Parentalité et aidance

L’accord doit garantir une clause de non-régression des droits familiaux et sociaux. Les ASA pour enfants malades doivent être garanties, les solutions de garde adaptées aux horaires atypiques développées et de véritables droits reconnus aux proches aidants. Le temps partiel et le télétravail ne doivent pas pénaliser les carrières.

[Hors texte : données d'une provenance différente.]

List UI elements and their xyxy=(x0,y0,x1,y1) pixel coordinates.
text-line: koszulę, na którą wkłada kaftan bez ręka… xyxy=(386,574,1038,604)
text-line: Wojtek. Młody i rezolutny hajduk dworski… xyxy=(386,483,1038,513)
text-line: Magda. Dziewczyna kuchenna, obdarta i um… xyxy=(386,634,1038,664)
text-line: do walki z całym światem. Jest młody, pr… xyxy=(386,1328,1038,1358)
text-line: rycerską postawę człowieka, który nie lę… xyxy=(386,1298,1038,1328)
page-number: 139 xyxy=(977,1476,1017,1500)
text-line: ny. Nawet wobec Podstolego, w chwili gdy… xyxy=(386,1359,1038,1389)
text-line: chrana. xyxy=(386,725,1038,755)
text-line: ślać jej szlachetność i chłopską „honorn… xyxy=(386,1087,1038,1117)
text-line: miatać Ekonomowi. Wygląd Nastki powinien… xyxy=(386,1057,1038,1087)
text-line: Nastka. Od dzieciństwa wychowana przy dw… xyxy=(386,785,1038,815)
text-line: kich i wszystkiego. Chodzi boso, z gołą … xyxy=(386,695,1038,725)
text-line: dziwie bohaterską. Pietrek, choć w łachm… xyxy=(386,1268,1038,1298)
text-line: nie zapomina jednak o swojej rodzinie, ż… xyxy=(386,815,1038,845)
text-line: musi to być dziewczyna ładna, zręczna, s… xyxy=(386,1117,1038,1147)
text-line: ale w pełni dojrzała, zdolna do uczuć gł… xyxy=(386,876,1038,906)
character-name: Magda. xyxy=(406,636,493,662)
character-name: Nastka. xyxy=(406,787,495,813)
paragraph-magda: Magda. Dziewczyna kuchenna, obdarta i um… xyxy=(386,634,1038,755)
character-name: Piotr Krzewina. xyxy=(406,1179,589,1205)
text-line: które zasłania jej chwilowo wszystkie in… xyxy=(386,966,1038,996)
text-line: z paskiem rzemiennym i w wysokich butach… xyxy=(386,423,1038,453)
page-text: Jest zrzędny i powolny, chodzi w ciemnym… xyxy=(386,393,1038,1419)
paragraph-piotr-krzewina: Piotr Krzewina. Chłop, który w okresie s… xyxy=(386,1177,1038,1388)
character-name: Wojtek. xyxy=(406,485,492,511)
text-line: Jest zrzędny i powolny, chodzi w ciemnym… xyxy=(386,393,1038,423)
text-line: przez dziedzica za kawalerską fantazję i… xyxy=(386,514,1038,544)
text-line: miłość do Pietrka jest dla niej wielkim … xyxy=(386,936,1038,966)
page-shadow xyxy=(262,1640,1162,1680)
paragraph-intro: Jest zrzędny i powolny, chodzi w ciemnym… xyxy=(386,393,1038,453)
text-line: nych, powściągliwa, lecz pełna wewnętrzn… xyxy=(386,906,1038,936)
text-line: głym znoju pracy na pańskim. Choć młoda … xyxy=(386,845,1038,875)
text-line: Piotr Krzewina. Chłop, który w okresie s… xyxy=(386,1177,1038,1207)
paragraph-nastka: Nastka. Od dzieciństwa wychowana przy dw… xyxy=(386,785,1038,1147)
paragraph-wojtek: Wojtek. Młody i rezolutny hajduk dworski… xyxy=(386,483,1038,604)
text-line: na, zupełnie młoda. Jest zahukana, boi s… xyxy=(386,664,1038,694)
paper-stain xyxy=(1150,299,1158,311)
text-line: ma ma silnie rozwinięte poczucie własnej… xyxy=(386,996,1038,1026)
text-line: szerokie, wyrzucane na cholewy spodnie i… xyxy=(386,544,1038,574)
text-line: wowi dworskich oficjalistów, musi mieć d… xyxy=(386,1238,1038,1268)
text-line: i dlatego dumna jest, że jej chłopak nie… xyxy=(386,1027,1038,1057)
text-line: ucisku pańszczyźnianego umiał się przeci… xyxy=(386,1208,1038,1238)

Santé des femmes et handicap

Les mesures ne doivent pas rester au stade de l’expérimentation. La santé des femmes doit être intégrée aux politiques d’égalité, avec une médecine de prévention renforcée et des postes adaptés. Nous demandons la création d’un véritable congé de santé gynécologique, notamment pour les règles incapacitantes, l’endométriose et les autres pathologies gynécologiques invalidantes, sans pénalisation financière ou professionnelle.

Gouvernance et contrôle

La gouvernance doit permettre de vérifier concrètement les résultats en matière de recrutement, promotions, rémunérations, mixité, parentalité, santé, handicap et violences. Surtout, l’accord doit prévoir des mécanismes de responsabilité lorsque les employeurs ne respectent pas leurs engagements : objectifs précis, indicateurs, échéances, contrôle syndical et mesures correctrices obligatoires.

 

A l’UNSA Éducation, nous continuerons à exiger que ce projet d’accord soit enrichi et franchisse une étape décisive : passer des intentions aux obligations, des expérimentations aux droits et des engagements aux résultats. L’égalité professionnelle doit devenir un droit garanti pour les agents et une obligation réellement contrôlable pour les employeurs.